Tellis was released from a Mississippi correctional facility on October 2014 after serving time for burglary, Champion said. That was just two months before Chambers was killed.

Tellis moved from Mississippi to Louisiana in the summer of 2015, Champion said.

Gruesome death

One of the few publicly disclosed developments in Chambers’ death came late last year when authorities told CNN affiliate WREG that the FBI had rounded up 17 suspected members of three different street gangs.

However, Panola County Sheriff Dennis Darby told the station none of those arrested was linked to Chambers’ death, but that the Chambers investigation illuminated the gang problems in his county.

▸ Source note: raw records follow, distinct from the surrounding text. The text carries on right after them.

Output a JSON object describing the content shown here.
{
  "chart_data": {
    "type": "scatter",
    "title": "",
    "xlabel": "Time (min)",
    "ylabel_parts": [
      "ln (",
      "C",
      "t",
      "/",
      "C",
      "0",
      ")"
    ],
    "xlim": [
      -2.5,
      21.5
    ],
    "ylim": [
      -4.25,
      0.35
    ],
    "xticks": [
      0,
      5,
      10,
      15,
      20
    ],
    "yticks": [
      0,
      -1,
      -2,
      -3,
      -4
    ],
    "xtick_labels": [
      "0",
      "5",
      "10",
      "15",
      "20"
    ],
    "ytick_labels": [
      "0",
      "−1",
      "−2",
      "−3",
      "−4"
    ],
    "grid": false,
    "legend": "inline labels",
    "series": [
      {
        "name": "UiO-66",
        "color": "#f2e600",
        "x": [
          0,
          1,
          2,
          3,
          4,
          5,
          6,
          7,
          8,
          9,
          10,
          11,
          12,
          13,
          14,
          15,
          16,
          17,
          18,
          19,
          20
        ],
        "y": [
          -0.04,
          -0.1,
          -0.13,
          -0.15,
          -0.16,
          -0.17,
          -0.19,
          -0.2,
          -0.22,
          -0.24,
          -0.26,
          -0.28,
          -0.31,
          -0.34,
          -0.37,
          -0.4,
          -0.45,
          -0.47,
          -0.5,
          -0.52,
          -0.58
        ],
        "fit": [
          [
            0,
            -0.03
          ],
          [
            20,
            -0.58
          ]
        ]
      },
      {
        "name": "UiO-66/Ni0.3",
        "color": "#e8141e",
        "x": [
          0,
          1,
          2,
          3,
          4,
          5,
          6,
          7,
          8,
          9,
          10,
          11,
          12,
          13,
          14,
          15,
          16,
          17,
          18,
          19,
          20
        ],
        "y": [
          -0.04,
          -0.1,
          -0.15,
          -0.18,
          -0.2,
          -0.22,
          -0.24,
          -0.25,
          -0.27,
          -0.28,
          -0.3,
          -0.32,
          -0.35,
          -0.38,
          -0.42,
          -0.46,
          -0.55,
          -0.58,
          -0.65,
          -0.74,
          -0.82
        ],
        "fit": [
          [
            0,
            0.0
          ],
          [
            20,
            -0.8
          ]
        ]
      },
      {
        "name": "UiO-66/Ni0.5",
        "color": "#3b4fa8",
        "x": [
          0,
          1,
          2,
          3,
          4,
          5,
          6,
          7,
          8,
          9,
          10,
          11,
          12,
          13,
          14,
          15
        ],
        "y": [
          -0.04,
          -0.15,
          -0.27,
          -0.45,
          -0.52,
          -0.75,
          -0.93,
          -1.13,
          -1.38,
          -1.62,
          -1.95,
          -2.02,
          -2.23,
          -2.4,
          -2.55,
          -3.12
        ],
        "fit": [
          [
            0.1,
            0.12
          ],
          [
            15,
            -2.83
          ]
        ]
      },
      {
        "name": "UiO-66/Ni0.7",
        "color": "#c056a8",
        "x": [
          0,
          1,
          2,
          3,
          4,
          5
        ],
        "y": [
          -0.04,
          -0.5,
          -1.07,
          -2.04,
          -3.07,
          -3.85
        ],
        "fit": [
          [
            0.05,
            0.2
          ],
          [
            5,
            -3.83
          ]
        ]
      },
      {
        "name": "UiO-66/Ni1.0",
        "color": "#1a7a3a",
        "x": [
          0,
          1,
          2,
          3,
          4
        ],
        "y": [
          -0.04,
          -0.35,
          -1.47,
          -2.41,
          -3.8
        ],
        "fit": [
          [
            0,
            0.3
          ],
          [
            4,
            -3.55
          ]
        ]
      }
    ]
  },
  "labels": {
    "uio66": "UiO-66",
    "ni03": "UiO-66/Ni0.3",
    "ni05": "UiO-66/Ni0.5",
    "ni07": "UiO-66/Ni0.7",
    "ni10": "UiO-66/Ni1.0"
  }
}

On December 6, 2014, Chambers was seen at a gas station about two miles from her mother’s house. Her hair was in a bun and she was wearing camouflage pajama pants.

She put $14 worth of gas in the car and called her mother, saying she would be home right after she cleaned her car, her older sister, Amanda Prince, told CNN.

A store surveillance video appears to show Chambers prepaying for gas. She walks to the store’s front door when something or someone catches her attention.

She waves and walks off camera briefly, comes back into the camera’s view and enters the store as three men chat by the doorway. She spends about a minute at the counter before going back outside and pumping gas.

The gas station owner who helped her said nothing seemed out of the ordinary.

“She seemed normal,” Ali Alsanai told WREG in 2014. “She didn’t seem like something was going wrong, you know? She just seemed normal. She just pumped some gas, we had a talk and she left.”

Champion said Wednesday he did not believe Chambers’ visit to the gas station had anything to do with her death.

She was found later that Saturday night on a rural road near Courtland, Mississippi, her car on fire. She was not on fire when emergency responders arrived, but she had burns on 98% of her body.

Chambers approached one of the firefighters and spoke, Champion said at the time.

Authorities didn’t disclose what Chambers said, but Champion told reporters, “It has certainly given us a lead we’re following up on.”

Chambers died the next day at a hospital.

The suspect in her killing appears to be a newlywed. A wedding registry found online showed that Quentin Tellis was scheduled to wed Chakita Tellis in Monroe on August 8, 2015.